For 49 years this “Good Luck” aka my ugly doll has circulated in my family… I felt it was appropriate to blog about it because it’s future must contain this story. It is so fitting.. mainly because my Daddy was a jokester..and was hilariously funny without trying. I wonder today if he, in fact, knew all along. (giggle)
It would only be fair to reveal the true identity of the Good Luck Doll and a little of its history.
Meet “Stumps Shabby O’Hair” … hang on and let me stop laughing again.. I can barely type…

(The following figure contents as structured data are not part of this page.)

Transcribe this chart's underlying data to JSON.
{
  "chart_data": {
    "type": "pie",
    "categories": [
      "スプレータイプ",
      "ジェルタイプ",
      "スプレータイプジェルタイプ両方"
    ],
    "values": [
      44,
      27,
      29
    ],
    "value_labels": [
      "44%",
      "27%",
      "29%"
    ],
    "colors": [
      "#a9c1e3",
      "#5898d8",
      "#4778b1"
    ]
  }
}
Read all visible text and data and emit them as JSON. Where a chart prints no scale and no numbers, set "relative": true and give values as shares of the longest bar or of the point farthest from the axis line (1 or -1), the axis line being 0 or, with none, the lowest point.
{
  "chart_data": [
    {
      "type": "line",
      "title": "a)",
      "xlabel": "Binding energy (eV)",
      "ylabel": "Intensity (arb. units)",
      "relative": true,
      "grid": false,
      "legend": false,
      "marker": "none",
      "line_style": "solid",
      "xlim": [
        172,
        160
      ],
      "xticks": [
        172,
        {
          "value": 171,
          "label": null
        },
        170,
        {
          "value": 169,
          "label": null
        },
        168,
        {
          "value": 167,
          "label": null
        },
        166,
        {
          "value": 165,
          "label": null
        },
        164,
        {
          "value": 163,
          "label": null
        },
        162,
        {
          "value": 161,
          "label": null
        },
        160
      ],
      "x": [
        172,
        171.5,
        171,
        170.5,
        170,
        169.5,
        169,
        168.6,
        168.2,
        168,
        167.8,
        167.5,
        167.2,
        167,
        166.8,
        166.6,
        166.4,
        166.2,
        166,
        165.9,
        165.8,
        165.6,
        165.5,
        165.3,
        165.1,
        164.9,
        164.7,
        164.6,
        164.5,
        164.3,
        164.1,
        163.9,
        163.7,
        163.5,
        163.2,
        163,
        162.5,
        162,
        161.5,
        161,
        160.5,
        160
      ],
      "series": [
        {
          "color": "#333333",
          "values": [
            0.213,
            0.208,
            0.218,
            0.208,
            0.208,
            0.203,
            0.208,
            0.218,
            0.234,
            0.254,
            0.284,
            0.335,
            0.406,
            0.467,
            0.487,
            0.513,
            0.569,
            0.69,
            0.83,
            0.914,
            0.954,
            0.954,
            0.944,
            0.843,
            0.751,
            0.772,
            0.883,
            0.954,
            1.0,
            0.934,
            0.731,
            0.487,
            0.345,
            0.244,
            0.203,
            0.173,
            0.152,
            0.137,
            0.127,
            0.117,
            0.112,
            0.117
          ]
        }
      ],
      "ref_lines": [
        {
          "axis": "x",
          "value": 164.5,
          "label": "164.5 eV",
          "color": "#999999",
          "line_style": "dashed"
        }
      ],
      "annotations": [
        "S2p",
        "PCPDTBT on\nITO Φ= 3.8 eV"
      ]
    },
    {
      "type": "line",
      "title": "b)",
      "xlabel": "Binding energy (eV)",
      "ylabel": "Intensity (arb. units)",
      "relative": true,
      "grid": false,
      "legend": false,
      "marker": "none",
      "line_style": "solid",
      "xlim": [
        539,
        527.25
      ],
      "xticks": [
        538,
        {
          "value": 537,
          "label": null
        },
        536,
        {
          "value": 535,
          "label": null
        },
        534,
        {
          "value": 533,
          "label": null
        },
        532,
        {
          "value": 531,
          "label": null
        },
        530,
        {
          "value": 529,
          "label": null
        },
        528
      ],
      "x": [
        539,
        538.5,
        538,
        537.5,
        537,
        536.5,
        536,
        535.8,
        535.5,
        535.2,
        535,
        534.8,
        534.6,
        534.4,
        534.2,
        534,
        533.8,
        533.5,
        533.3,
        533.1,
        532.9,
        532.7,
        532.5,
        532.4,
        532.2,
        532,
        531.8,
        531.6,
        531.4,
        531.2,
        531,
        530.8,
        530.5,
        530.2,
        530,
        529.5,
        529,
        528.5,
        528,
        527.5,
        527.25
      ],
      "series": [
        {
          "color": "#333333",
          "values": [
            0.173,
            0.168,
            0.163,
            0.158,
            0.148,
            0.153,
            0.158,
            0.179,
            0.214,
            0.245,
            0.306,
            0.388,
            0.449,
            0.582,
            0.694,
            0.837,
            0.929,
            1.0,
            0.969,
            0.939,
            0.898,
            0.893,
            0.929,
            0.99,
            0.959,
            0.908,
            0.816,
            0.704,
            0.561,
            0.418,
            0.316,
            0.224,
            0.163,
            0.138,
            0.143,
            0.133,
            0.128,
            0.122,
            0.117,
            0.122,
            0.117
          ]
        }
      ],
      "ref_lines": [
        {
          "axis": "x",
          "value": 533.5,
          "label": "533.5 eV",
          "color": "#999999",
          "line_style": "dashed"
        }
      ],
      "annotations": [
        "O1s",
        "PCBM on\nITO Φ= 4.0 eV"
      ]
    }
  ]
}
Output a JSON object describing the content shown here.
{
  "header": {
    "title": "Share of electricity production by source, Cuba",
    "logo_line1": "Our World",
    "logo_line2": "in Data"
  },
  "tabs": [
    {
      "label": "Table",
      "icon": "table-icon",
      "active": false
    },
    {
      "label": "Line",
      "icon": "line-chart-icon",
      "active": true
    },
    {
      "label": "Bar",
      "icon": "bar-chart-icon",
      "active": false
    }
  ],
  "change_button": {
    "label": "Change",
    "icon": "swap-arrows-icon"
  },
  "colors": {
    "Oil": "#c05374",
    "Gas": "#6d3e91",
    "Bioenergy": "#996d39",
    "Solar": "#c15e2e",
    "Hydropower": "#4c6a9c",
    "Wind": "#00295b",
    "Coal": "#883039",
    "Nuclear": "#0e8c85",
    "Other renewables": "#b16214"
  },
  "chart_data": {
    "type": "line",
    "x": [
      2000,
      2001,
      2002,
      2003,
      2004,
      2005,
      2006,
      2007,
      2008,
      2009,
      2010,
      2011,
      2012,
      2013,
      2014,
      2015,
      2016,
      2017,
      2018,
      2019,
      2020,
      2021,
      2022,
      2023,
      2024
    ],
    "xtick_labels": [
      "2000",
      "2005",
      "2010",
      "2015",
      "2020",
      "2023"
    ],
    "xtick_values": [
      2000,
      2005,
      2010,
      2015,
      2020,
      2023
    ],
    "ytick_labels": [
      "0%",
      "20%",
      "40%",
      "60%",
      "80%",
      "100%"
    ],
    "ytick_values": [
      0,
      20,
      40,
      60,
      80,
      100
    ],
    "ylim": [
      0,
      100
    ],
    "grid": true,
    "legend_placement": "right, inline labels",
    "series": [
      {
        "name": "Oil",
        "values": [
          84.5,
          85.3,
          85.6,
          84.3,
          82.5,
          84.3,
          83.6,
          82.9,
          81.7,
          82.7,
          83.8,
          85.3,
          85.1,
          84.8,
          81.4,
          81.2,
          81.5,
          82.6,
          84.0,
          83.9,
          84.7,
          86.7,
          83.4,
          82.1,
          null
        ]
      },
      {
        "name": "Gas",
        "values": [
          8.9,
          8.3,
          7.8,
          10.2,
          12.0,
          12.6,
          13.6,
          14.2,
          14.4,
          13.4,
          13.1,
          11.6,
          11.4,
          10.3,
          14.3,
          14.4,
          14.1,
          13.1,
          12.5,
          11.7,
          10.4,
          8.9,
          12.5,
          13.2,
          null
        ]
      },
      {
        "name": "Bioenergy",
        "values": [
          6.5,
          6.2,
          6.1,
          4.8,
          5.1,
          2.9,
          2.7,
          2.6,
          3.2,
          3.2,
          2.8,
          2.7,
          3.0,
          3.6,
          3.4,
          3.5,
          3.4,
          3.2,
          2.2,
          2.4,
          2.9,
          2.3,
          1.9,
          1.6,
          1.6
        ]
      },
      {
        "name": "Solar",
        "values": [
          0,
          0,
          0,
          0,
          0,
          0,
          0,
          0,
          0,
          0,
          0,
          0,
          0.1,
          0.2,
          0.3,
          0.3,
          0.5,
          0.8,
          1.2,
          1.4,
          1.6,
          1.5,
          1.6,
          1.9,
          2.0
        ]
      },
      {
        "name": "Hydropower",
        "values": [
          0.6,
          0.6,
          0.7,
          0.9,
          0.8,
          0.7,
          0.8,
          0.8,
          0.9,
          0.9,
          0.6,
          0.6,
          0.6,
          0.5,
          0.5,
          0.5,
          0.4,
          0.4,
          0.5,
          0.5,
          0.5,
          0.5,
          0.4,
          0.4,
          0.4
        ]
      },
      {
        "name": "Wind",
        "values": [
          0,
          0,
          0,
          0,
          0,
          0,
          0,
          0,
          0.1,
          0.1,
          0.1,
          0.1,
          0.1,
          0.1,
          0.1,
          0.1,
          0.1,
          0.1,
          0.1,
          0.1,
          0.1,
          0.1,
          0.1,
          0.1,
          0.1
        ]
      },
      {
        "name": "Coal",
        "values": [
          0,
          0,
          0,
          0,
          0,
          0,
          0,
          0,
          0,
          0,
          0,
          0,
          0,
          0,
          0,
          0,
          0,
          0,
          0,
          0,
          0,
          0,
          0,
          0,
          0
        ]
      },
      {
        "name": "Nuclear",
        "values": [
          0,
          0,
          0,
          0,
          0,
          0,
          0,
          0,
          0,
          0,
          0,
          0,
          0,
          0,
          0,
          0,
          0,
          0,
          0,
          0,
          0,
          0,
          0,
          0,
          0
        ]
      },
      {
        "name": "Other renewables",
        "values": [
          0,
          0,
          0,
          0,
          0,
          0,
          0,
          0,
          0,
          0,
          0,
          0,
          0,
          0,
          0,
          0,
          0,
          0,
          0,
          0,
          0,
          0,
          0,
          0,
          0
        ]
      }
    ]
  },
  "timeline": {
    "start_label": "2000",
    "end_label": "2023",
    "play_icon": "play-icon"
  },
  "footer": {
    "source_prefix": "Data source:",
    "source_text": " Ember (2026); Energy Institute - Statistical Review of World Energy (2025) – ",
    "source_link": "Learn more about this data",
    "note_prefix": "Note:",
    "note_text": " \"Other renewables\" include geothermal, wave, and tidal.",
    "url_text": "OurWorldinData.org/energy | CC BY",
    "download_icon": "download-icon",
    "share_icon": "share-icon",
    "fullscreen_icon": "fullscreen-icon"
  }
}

Vintage W. Goebel Charlot Byj doll #2902 made in Western Germany, 1957. Made of rubber he has bright red hair and wears the original grey checkered shirt and black felt pants with red pockets in front and a green patch on the back. On the front of his shirt he sports the original cloth tag that reads “Western Germany” albeit frayed, it is legible. On the back of his neck it’s marked “2902 – Charlot Byj – © – W. Goebel – 1957”. These same markings are on his back. On his left forearm is a tattoo that shows a four-leaf clover and reads, “Good Luck”. Another obvious mark is the number “02” on the back of both feet. One of the first dolls created by American artist Charlot Byj who passed away in 1983.
copied from Wikipedia
Charlot Byj (pronounced “bye”) was an artist known for her greeting card designs, posters and advertising artwork in the mid-1940s. She is most famous for the transformation of her artwork into a line of figurines created by Goebel.
Living in New York after art school, Charlot ducked into the doorway of a greeting card store during a rainstorm. She admired the greeting card line, noted the name of the publisher, and called the company for an interview. She was hired by the publisher, and began creating illustrations for greeting cards, featuring the impish, redheaded children that became her trademark, namely, Shabby O’Hair, his sister Raggy Muffin, and their plump mother, M’Lady O’Hair.
Franz Goebel, of the W. Goebel Porzellanfabrik company, took a liking to her artwork and invited her to his German production facility. Working with master sculptor Arthur Moeller, they designed the first figurine, entitled “Strike”, in 1957.
Between 1957 and 1988, when the series was discontinued, more than 100 different figurines were created. The line included both redhead and blonde children. The redhead figurines, as they are known, are mischievous characters, whereas the blondes tend to portray more serene characteristics.
Charlot became ill in 1980 and began cutting back on her designing. On August 7, 1983, Charlot died in New York City.
With all of that said…………………long live the Good Luck Doll in my family…
And thanks to Momma and my Aunt and Cousin for the loving preservation of my ugly doll.
and .. thanks Daddy… you have provided laughter once again for your little girl.